Criada como uma série de ação e drama histórico, dirigida e co-escrita por Michihito Fujii, temos Junichi Okada no papel de Shujiro Saga, um samurai outrora invencível que agora sobrevive num mundo que aboliu oficialmente os guerreiros que antes eram sua elite.

A narrativa se passa em 1878, após a queda dos samurais e no início do regime Meiji, período em que o Japão se modernizou de forma violenta, deixando muitos dos seus outrora admirados guerreiros sem lugar, sem honra e sem futuro.
O enredo se centra num jogo mortal de sobrevivência: 292 samurais excluídos, desonrados ou empobrecidos são atraídos ao Templo Tenryūji, em Kyoto, com a promessa de um prêmio de 100 bilhões de ienes para aquele que sobreviver até Tóquio.
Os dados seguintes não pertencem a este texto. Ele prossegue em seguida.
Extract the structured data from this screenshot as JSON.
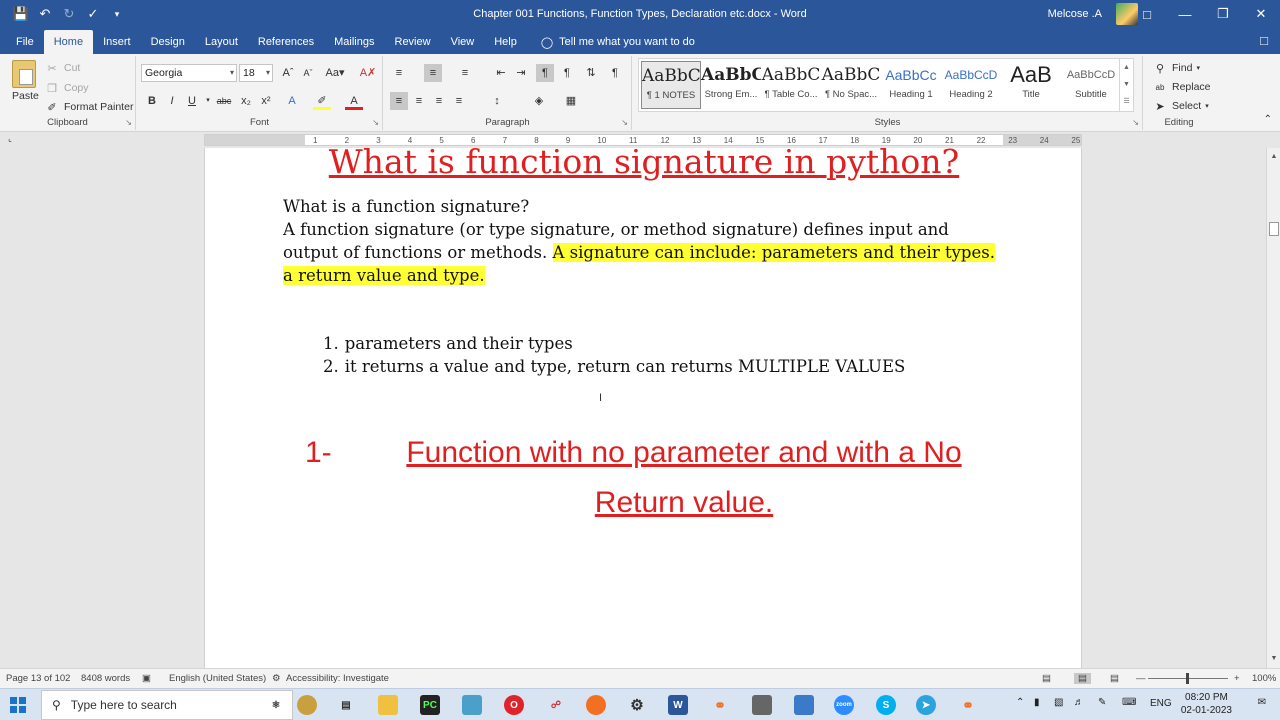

Cada guerreiro carrega uma etiqueta de madeira que pode ser arrancada por um rival numa luta até a morte, transformando todo o percurso até Tóquio (outrora Edo) em uma batalha brutal e implacável de espadas, estratégia e violência física e emocional.

Apesar de não se basear diretamente em fatos históricos, a ambientação, o pano de fundo político, o torneio Kodoku e os personagens são criações inspiradas no livro de Imamura e no mangá derivado.
O público está respondendo bem à série. No Rotten Tomatoes, por exemplo, a primeira temporada alcançou 100% de aprovação, mostrando que a produção foi recebida com entusiasmo pelos críticos. Destacam-se especialmente a qualidade técnica, as cenas de combate, a construção do mundo e os conflitos emocionais dos personagens.

Transformação
Uma das coisas mais interessantes da série é misturar ficção com fatos históricos, como o fim da era dos samurais, que ocorreu durante o final do século XIX, quando o país atravessou um período de transição intensa, conhecido como a Restauração Meiji (entre 1868 e 1912), uma ruptura e modernização que desafiou as antigas tradições do Japão.
Com esse movimento iniciou-se a queda do xogunato Tokugawa, que governava há mais de 250 anos, e a restauração do poder imperial. Essa transição foi marcada pela tentativa de fazer do Japão uma nação moderna, competitiva com as potências ocidentais emergentes, como os Estados Unidos e as nações europeias.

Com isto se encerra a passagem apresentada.